For all three transforms, the computational effort scales like the product of the space-bandwidth products (real-space width times frequency-space width) in each dimension. For type 1 and type 2 this means near-linear scaling in the total number of modes \(N := N_1\dots N_d\). However, be warned that for type 3 this means that, even if \(N\) and \(M\) are small, if the product of the tightest intervals enclosing the coordinates of \(\mathbf{x}_j\) and \(\mathbf{s}_k\) is large, the algorithm will be inefficient. For such NU points, a direct sum should be used instead.

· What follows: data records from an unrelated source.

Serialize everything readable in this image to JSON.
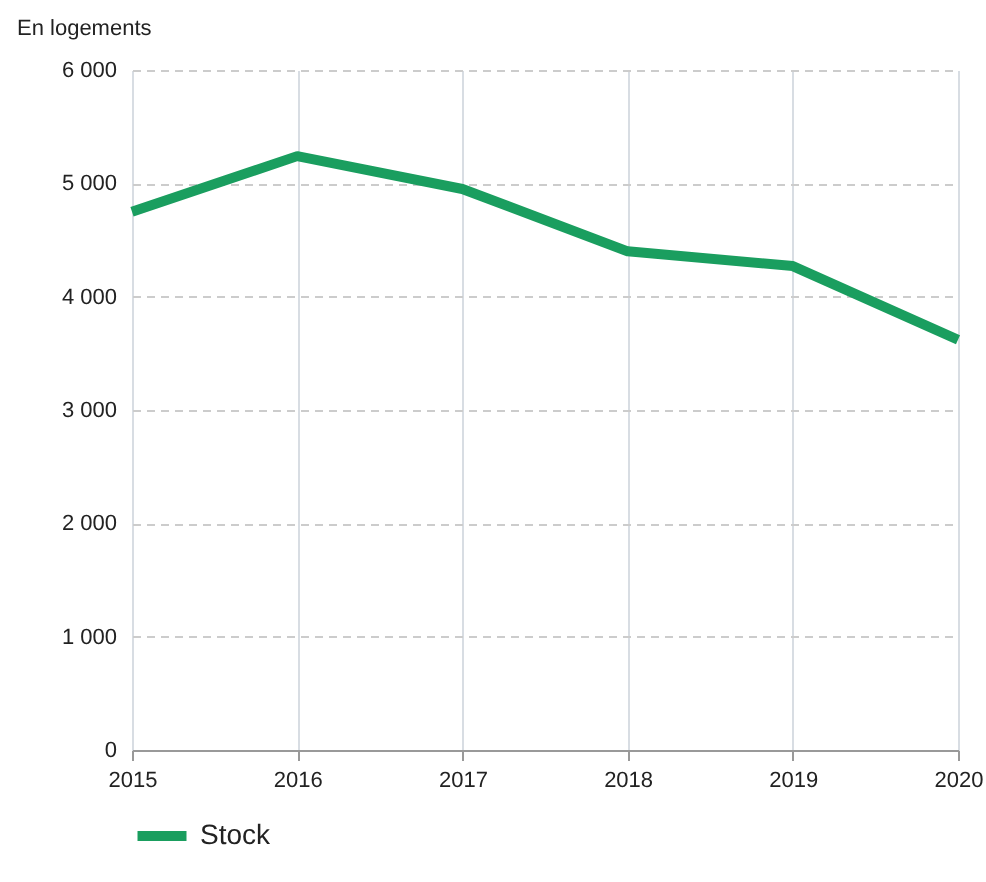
{
  "chart_data": {
    "type": "line",
    "ylabel": "En logements",
    "x": [
      2015,
      2016,
      2017,
      2018,
      2019,
      2020
    ],
    "series": [
      {
        "name": "Stock",
        "color": "#1a9e5f",
        "values": [
          4750,
          5240,
          4950,
          4400,
          4270,
          3620
        ]
      }
    ],
    "xlim": [
      2015,
      2020
    ],
    "xticks": [
      2015,
      2016,
      2017,
      2018,
      2019,
      2020
    ],
    "ylim": [
      0,
      6000
    ],
    "yticks": [
      0,
      {
        "value": 1000,
        "label": "1 000"
      },
      {
        "value": 2000,
        "label": "2 000"
      },
      {
        "value": 3000,
        "label": "3 000"
      },
      {
        "value": 4000,
        "label": "4 000"
      },
      {
        "value": 5000,
        "label": "5 000"
      },
      {
        "value": 6000,
        "label": "6 000"
      }
    ],
    "grid": true,
    "legend": "bottom",
    "marker": "none",
    "line_style": "solid"
  }
}
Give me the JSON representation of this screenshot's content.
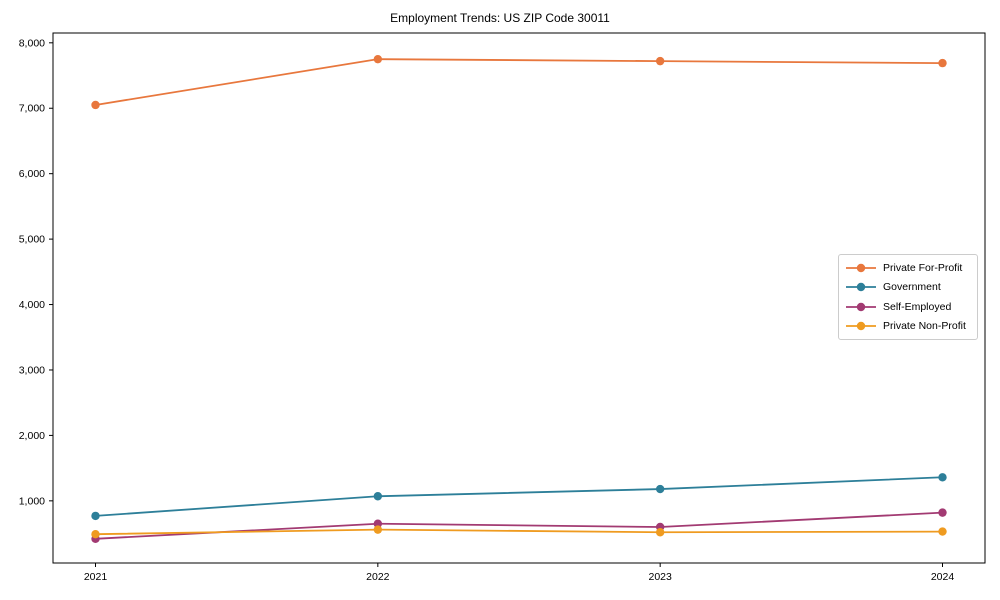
{
  "figure": {
    "background": "#ffffff",
    "axis_color": "#000000"
  },
  "chart_data": {
    "type": "line",
    "title": "Employment Trends: US ZIP Code 30011",
    "categories": [
      "2021",
      "2022",
      "2023",
      "2024"
    ],
    "series": [
      {
        "name": "Private For-Profit",
        "color": "#e8773d",
        "values": [
          7050,
          7750,
          7720,
          7690
        ]
      },
      {
        "name": "Government",
        "color": "#2d7f99",
        "values": [
          770,
          1070,
          1180,
          1360
        ]
      },
      {
        "name": "Self-Employed",
        "color": "#a23a72",
        "values": [
          420,
          650,
          600,
          820
        ]
      },
      {
        "name": "Private Non-Profit",
        "color": "#ef9b20",
        "values": [
          490,
          560,
          520,
          530
        ]
      }
    ],
    "xlabel": "",
    "ylabel": "",
    "ylim": [
      50,
      8150
    ],
    "yticks": [
      1000,
      2000,
      3000,
      4000,
      5000,
      6000,
      7000,
      8000
    ],
    "ytick_labels": [
      "1,000",
      "2,000",
      "3,000",
      "4,000",
      "5,000",
      "6,000",
      "7,000",
      "8,000"
    ],
    "grid": false,
    "legend_position": "center-right",
    "marker": "circle",
    "line_width": 1.8,
    "marker_radius": 4.2
  }
}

We emphasise that the NUFFT tasks that this library performs should not be confused with either the discrete Fourier transform (DFT), the (continuous) Fourier transform (although it may be used to approximate this via a quadrature rule), or the inverse NUFFT (the iterative solution of the linear system arising from nonuniform Fourier sampling, as in, eg, MRI). It is also important to know that, for NU points, the type 1 is not the inverse of the type 2. See the references for clarification.